# 2009 BMW E92 , detail



## ProReflection (Oct 7, 2009)

car was in good shape , but had some light scratches and light swirls from improper washing. 
readings was tekean around the car, healthy paint thickness.
i did some test spots ,and the winner was solo diamond polish pad and meg 205 with g110. as u can see in some of the before/after i manage to get more clarity in the paint reflection, and it improve the paint correction too.
process :
-wash with ONR method and clay with meg claybar and onr as lube
-wheels got wash with onr and p21s gel wheel cleaner , tires got endurance gel , and the wheels was sealed with klasse aio
-all trims and lights was taped
-paint got the above polish process
-seal was klasse with polycharger and top with optimum car wax
-door jams got klasse aio
-exhaust pipes was polish with meg metal paste
-inside was use z1 cockpit premium on dashboard,wood trim,screens,steering
-leather was treated with meg cleaner/conditioner
-windows was clean in and out
-lights front/rear was treated with rejeX
-vac inside









all taped , ready for magic!








lack of clarity in the paint , before








after buff , no wax or seal!








wheel before:








wheel after:








2scratches , got them very hard to see ,


----------



## ProReflection (Oct 7, 2009)

inside


















all this are AFTER:


----------



## dboy11 (Mar 6, 2006)

You do a lot of taping, why?


----------



## PhillyNate (Jul 27, 2008)

Nice job on the detail.

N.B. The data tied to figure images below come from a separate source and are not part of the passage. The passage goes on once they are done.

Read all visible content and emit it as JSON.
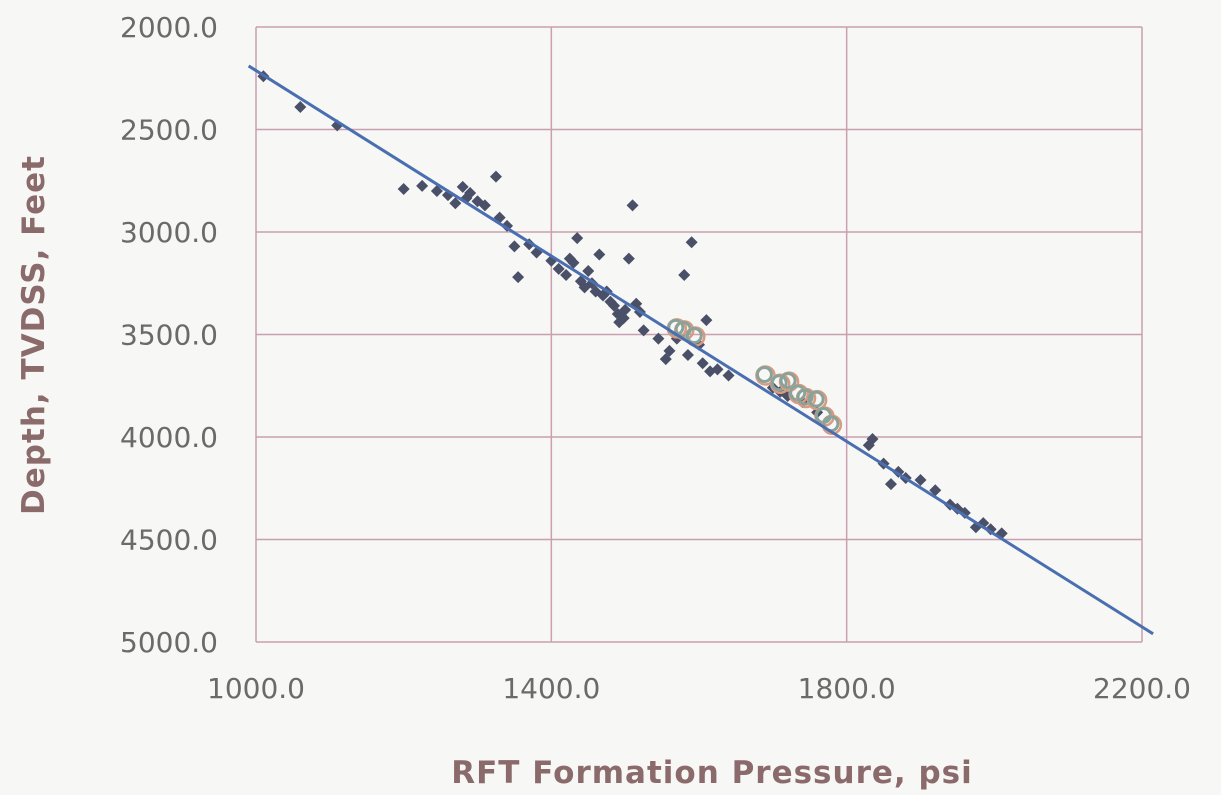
{
  "chart_data": {
    "type": "scatter",
    "xlabel": "RFT Formation Pressure, psi",
    "ylabel": "Depth, TVDSS, Feet",
    "xlim": [
      1000,
      2200
    ],
    "ylim": [
      2000,
      5000
    ],
    "y_inverted": true,
    "x_ticks": [
      "1000.0",
      "1400.0",
      "1800.0",
      "2200.0"
    ],
    "y_ticks": [
      "2000.0",
      "2500.0",
      "3000.0",
      "3500.0",
      "4000.0",
      "4500.0",
      "5000.0"
    ],
    "grid": true,
    "colors": {
      "points": "#4a5068",
      "trend": "#4a6fb0",
      "highlight": "#8aa39a",
      "highlight_ring": "#d89a80",
      "grid": "#c8a0b0",
      "axis_text": "#6a6a6a",
      "title_text": "#8a6a6a"
    },
    "series": [
      {
        "values": [
          [
            1010,
            2240
          ],
          [
            1060,
            2390
          ],
          [
            1110,
            2480
          ],
          [
            1200,
            2790
          ],
          [
            1225,
            2775
          ],
          [
            1245,
            2800
          ],
          [
            1260,
            2820
          ],
          [
            1270,
            2860
          ],
          [
            1280,
            2780
          ],
          [
            1285,
            2835
          ],
          [
            1290,
            2810
          ],
          [
            1300,
            2850
          ],
          [
            1310,
            2870
          ],
          [
            1325,
            2730
          ],
          [
            1330,
            2930
          ],
          [
            1340,
            2970
          ],
          [
            1350,
            3070
          ],
          [
            1355,
            3220
          ],
          [
            1370,
            3060
          ],
          [
            1380,
            3100
          ],
          [
            1400,
            3140
          ],
          [
            1410,
            3180
          ],
          [
            1420,
            3210
          ],
          [
            1425,
            3130
          ],
          [
            1430,
            3150
          ],
          [
            1435,
            3030
          ],
          [
            1440,
            3240
          ],
          [
            1445,
            3270
          ],
          [
            1450,
            3190
          ],
          [
            1455,
            3250
          ],
          [
            1460,
            3290
          ],
          [
            1465,
            3110
          ],
          [
            1470,
            3310
          ],
          [
            1475,
            3290
          ],
          [
            1480,
            3340
          ],
          [
            1485,
            3360
          ],
          [
            1490,
            3400
          ],
          [
            1492,
            3440
          ],
          [
            1498,
            3420
          ],
          [
            1500,
            3380
          ],
          [
            1505,
            3130
          ],
          [
            1510,
            2870
          ],
          [
            1515,
            3350
          ],
          [
            1520,
            3390
          ],
          [
            1525,
            3480
          ],
          [
            1545,
            3520
          ],
          [
            1555,
            3620
          ],
          [
            1560,
            3580
          ],
          [
            1570,
            3520
          ],
          [
            1580,
            3210
          ],
          [
            1585,
            3600
          ],
          [
            1590,
            3050
          ],
          [
            1600,
            3550
          ],
          [
            1605,
            3640
          ],
          [
            1610,
            3430
          ],
          [
            1615,
            3680
          ],
          [
            1625,
            3670
          ],
          [
            1640,
            3700
          ],
          [
            1700,
            3760
          ],
          [
            1710,
            3780
          ],
          [
            1720,
            3800
          ],
          [
            1740,
            3830
          ],
          [
            1760,
            3880
          ],
          [
            1830,
            4040
          ],
          [
            1835,
            4010
          ],
          [
            1850,
            4130
          ],
          [
            1860,
            4230
          ],
          [
            1870,
            4170
          ],
          [
            1880,
            4200
          ],
          [
            1900,
            4210
          ],
          [
            1920,
            4260
          ],
          [
            1940,
            4330
          ],
          [
            1950,
            4350
          ],
          [
            1960,
            4370
          ],
          [
            1975,
            4440
          ],
          [
            1985,
            4420
          ],
          [
            1995,
            4450
          ],
          [
            2010,
            4470
          ]
        ]
      },
      {
        "values": [
          [
            1570,
            3470
          ],
          [
            1580,
            3480
          ],
          [
            1595,
            3510
          ],
          [
            1690,
            3700
          ],
          [
            1710,
            3740
          ],
          [
            1722,
            3730
          ],
          [
            1735,
            3790
          ],
          [
            1745,
            3810
          ],
          [
            1760,
            3820
          ],
          [
            1770,
            3900
          ],
          [
            1780,
            3940
          ]
        ]
      }
    ],
    "trend_line": {
      "from": [
        990,
        2190
      ],
      "to": [
        2215,
        4960
      ]
    }
  }
}
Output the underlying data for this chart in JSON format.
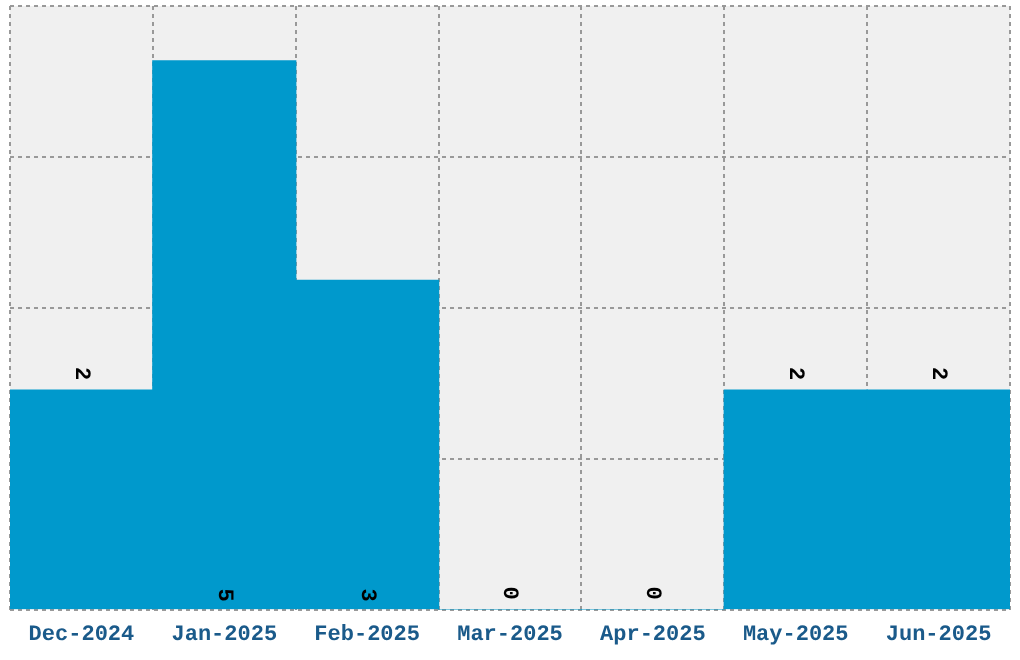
{
  "chart_data": {
    "type": "bar",
    "categories": [
      "Dec-2024",
      "Jan-2025",
      "Feb-2025",
      "Mar-2025",
      "Apr-2025",
      "May-2025",
      "Jun-2025"
    ],
    "values": [
      2,
      5,
      3,
      0,
      0,
      2,
      2
    ],
    "color": "#0099cc",
    "ylim": [
      0,
      5.5
    ],
    "yticks": [
      {
        "value": 0,
        "label": null
      },
      {
        "value": 1.375,
        "label": null
      },
      {
        "value": 2.75,
        "label": null
      },
      {
        "value": 4.125,
        "label": null
      },
      {
        "value": 5.5,
        "label": null
      }
    ],
    "tick_labels": "x",
    "grid": true,
    "legend": false,
    "data_labels": true
  }
}
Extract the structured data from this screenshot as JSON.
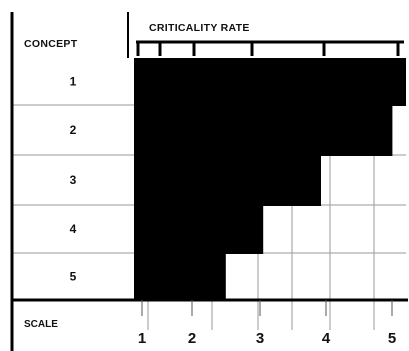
{
  "chart_data": {
    "type": "bar",
    "orientation": "horizontal",
    "title": "CRITICALITY RATE",
    "row_header": "CONCEPT",
    "scale_label": "SCALE",
    "categories": [
      "1",
      "2",
      "3",
      "4",
      "5"
    ],
    "values": [
      5.0,
      4.8,
      3.75,
      2.9,
      2.35
    ],
    "scale_ticks": [
      "1",
      "2",
      "3",
      "4",
      "5"
    ],
    "xlim": [
      1,
      5
    ],
    "bar_color": "#000000",
    "grid": true
  }
}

Off-topic, those BMW Performance wheels are really a nice touch. BMW really makes some nice factory wheels when they want to.


----------



## ProReflection (Oct 7, 2009)

dboy11 said:


> You do a lot of taping, why?


even if i go with PC only is better be safe than sorry , masking tape = cheap insurance .
a roll of tape cost less than a plastic /chrome trim. on rotary is a must ,on PC is so and so , but i use it.


----------



## dboy11 (Mar 6, 2006)

Cosmin said:


> even if i go with PC only is better be safe than sorry , masking tape = cheap insurance .
> a roll of tape cost less than a plastic /chrome trim. on rotary is a must ,on PC is so and so , but i use it.


Thanks


----------